Gini = A ÷ (A + B) = 0.228 ÷ 0.5 = 0.456.

That hand-computed 0.46 lands just shy of the official figure because lumping the top fifth into one block hides the extreme concentration within it — the real top-5-percent detail would push the number up. But it is remarkably close for five data points and a bit of arithmetic, and it demystifies a statistic most people treat as magic.

What the U.S. number actually is

The Census Bureau reports a Gini index for U.S. household money income of roughly 0.49 in recent years — a level that has drifted upward over recent decades and that is high relative to other wealthy democracies. The Census tracks it in the same historical inequality tables that hold the quintile shares, and its annual income report, Income in the United States: 2023, noted that the Gini and related ratios were not significantly different between 2022 and 2023 — inequality at a high plateau rather than a fresh spike.

As with the raw quintile shares, which income you measure changes the answer. The pre-tax, pre-transfer Gini is higher; the after-tax, after-transfer Gini is lower, because the Congressional Budget Office's distributional analysis shows taxes and government transfers meaningfully compress the distribution. A headline Gini that doesn't say whether it is before or after government action is only half a fact.

Where the single number misleads

The Gini's great strength — one number for a whole distribution — is also its great weakness. Compression discards information, and three blind spots deserve respect.

First, identical Ginis can hide very different societies. A country where the middle class is squeezed and a country where the very bottom is destitute can post the same coefficient through entirely different Lorenz-curve shapes. The Gini tells you how much inequality, not where it lives. To locate it, you go back to the quintile shares or to top-share measures.

Second, it shares the underlying data's blind spots. A Gini built on Census money income inherits all the same omissions — it typically excludes capital gains (which would raise it) and non-cash transfers and benefits (which would lower it). The coefficient is only as complete as the income concept feeding it.

Third, it is a snapshot, not a movie. A single-year Gini cannot tell whether the same households occupy the bottom every year or whether people churn through it — a society with high annual inequality but lots of mobility is very different from one where the bottom is permanent, yet both can post the same Gini.
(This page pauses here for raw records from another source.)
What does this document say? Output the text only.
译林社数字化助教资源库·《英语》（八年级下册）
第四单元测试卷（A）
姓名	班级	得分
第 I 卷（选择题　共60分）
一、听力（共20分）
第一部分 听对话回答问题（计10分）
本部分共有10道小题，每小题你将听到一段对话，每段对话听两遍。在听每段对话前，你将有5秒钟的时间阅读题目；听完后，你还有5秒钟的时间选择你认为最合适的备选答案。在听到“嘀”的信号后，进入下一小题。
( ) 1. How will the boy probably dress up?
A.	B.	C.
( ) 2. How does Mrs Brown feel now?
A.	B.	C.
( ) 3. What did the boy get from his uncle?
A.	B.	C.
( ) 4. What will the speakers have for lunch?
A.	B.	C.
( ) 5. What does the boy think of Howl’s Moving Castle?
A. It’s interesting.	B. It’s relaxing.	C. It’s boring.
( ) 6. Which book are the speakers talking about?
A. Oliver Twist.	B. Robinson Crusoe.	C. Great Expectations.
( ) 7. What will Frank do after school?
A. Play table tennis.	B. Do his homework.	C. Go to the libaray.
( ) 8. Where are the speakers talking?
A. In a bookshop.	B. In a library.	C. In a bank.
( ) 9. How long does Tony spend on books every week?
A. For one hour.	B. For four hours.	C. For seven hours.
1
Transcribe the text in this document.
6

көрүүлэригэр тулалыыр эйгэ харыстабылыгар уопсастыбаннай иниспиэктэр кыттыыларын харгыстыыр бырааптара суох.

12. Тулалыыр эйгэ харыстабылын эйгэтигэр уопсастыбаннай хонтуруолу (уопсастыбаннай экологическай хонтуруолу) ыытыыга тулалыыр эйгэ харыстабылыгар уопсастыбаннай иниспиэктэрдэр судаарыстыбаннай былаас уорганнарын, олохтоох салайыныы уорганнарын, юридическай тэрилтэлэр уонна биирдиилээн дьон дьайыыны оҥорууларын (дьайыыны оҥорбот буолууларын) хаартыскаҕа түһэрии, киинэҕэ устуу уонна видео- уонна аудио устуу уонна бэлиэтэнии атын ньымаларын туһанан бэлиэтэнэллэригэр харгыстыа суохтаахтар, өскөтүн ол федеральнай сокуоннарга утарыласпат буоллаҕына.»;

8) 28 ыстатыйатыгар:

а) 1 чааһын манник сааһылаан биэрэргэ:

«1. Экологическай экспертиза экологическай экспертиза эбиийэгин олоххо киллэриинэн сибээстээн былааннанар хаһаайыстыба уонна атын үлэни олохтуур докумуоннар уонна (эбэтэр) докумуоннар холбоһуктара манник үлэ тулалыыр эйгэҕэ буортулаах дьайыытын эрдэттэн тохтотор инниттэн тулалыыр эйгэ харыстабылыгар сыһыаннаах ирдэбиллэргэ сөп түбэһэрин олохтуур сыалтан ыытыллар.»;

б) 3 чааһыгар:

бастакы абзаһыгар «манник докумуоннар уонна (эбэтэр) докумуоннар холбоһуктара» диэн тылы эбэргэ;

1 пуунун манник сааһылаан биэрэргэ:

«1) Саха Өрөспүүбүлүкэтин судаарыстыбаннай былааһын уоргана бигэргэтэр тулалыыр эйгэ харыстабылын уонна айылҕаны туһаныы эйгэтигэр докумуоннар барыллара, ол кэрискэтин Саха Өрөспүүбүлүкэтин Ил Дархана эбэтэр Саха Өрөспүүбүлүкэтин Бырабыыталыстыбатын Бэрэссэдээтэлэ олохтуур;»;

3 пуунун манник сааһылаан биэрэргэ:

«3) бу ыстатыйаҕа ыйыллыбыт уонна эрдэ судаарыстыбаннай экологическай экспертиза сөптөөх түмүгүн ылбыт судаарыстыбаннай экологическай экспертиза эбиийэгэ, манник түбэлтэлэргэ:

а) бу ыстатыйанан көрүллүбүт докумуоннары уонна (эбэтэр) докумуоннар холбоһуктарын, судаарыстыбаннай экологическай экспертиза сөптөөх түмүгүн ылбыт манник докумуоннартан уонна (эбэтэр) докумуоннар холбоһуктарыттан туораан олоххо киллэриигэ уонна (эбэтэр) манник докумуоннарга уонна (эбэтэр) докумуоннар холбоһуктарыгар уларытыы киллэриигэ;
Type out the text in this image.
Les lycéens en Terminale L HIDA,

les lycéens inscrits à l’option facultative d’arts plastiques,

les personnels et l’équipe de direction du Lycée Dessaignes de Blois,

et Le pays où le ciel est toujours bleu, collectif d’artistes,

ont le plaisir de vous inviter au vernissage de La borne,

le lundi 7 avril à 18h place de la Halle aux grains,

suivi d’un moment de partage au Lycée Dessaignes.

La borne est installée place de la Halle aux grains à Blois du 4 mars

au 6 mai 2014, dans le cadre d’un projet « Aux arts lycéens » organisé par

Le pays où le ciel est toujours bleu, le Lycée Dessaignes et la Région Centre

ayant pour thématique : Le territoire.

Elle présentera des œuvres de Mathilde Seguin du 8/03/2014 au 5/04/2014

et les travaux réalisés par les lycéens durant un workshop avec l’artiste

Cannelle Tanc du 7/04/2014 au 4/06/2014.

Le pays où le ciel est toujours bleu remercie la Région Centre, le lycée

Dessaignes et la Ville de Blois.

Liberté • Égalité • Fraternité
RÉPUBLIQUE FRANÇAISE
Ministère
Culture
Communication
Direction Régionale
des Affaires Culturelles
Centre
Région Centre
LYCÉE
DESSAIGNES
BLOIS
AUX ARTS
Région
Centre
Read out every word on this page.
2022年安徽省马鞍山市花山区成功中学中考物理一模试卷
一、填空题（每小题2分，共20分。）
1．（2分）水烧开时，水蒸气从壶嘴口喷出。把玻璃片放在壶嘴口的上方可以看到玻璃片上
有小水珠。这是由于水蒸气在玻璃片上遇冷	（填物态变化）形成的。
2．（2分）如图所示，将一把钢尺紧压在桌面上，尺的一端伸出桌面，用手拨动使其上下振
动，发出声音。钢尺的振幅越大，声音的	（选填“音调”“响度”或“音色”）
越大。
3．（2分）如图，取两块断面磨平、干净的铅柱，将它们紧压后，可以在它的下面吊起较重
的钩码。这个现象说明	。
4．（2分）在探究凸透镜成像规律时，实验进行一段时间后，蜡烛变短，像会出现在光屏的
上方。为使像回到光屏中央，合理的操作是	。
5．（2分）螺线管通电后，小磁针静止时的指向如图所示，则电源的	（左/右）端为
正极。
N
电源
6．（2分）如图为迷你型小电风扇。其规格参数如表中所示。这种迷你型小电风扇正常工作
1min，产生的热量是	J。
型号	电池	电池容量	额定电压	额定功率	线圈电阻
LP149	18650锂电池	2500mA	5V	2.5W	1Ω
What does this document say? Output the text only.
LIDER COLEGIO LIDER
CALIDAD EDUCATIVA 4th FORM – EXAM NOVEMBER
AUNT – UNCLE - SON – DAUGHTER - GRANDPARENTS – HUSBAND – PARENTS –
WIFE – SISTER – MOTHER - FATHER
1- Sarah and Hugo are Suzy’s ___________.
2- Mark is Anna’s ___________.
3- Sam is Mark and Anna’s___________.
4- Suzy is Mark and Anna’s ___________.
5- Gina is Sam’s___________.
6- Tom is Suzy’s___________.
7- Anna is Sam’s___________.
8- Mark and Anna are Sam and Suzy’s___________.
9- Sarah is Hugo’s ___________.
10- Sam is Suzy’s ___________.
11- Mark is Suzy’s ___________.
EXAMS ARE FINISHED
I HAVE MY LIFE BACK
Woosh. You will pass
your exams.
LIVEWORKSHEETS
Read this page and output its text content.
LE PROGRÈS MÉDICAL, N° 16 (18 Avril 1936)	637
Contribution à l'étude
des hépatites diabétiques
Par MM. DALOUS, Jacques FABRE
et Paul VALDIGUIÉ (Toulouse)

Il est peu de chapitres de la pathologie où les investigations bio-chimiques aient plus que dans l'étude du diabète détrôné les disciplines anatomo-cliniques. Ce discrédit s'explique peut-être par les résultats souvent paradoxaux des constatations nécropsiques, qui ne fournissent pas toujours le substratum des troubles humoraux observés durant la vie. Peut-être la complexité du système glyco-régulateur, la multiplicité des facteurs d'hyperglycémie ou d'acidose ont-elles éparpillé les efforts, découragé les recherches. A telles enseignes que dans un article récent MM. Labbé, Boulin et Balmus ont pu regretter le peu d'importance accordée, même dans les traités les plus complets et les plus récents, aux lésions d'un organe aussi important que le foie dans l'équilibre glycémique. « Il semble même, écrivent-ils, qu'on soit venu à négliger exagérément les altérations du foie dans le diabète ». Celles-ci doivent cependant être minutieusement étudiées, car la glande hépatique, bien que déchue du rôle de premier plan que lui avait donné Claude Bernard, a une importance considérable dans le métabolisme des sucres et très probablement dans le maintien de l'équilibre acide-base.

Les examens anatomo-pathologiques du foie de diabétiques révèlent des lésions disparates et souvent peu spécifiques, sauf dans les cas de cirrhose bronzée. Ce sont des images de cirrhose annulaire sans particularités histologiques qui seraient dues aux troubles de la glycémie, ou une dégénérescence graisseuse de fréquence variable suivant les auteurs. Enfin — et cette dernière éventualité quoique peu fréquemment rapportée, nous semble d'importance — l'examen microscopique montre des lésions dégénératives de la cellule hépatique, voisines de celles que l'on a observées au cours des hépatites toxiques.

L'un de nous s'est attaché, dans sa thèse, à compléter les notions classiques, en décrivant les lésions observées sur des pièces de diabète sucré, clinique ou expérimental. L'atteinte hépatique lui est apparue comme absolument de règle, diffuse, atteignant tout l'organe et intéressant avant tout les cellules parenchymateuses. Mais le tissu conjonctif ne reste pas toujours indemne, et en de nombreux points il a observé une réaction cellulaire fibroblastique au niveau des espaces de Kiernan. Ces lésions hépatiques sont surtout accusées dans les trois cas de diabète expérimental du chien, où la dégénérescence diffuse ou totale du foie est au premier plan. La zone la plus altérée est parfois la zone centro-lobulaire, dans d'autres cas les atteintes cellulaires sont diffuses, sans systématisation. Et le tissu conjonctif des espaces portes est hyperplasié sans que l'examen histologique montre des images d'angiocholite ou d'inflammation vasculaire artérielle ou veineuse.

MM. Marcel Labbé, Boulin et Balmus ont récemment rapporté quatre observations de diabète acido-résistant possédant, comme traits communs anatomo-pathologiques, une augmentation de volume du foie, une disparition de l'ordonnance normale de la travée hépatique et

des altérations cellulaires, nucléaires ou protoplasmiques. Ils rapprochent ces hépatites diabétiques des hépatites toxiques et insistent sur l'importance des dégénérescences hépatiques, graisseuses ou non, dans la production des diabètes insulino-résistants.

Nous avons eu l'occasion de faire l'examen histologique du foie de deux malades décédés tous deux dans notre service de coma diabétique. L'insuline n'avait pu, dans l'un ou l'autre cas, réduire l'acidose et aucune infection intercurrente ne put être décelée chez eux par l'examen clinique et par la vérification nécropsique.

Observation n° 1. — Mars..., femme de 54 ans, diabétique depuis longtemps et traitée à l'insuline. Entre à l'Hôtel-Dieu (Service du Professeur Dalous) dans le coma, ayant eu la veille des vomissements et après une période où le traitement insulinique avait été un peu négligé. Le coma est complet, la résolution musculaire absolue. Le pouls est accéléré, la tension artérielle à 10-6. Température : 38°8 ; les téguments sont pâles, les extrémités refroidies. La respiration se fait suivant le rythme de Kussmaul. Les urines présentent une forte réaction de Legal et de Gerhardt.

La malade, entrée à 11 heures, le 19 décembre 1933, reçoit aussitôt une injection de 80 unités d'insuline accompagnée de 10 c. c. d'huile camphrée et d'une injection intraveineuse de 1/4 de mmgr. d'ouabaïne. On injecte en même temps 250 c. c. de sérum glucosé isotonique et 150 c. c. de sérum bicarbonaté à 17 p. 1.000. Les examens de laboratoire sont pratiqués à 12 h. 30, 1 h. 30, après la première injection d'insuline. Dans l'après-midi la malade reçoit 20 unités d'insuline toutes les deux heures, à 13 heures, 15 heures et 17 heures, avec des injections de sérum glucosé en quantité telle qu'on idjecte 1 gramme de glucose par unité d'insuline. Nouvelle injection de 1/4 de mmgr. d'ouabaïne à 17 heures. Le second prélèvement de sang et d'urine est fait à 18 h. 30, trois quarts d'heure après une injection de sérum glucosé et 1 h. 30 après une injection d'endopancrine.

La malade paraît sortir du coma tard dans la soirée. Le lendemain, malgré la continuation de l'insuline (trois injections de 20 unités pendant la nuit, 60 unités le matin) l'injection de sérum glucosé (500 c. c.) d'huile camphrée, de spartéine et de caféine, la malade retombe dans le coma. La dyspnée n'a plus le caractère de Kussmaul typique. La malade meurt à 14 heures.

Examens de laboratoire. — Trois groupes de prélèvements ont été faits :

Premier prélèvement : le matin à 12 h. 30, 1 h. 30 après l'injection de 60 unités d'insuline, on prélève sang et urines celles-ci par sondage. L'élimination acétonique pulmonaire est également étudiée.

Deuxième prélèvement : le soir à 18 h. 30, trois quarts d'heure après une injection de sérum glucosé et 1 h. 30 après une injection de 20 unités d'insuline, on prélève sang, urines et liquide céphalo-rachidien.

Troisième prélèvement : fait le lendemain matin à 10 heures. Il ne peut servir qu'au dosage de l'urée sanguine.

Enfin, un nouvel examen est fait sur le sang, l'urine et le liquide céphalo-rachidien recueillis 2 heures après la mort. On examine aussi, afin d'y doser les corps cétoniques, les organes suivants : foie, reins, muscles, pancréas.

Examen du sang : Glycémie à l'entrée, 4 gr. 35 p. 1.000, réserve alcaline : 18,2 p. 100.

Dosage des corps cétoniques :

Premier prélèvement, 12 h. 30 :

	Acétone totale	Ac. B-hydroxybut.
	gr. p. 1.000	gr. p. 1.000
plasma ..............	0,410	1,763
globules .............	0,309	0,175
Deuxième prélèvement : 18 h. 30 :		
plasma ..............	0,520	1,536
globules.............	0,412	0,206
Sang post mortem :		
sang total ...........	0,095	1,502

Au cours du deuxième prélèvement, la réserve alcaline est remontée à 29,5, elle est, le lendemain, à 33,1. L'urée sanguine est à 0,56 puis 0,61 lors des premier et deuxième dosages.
Used well, the Gini is a superb first question: it tells you instantly whether a distribution is roughly Danish, roughly American, or roughly South African, and which direction it's trending. Used badly, it becomes a verdict that papers over everything that actually matters about who is poor and why. The honest move is to treat the single number as the headline and the Lorenz curve and quintile shares as the article — read all of it before you conclude anything.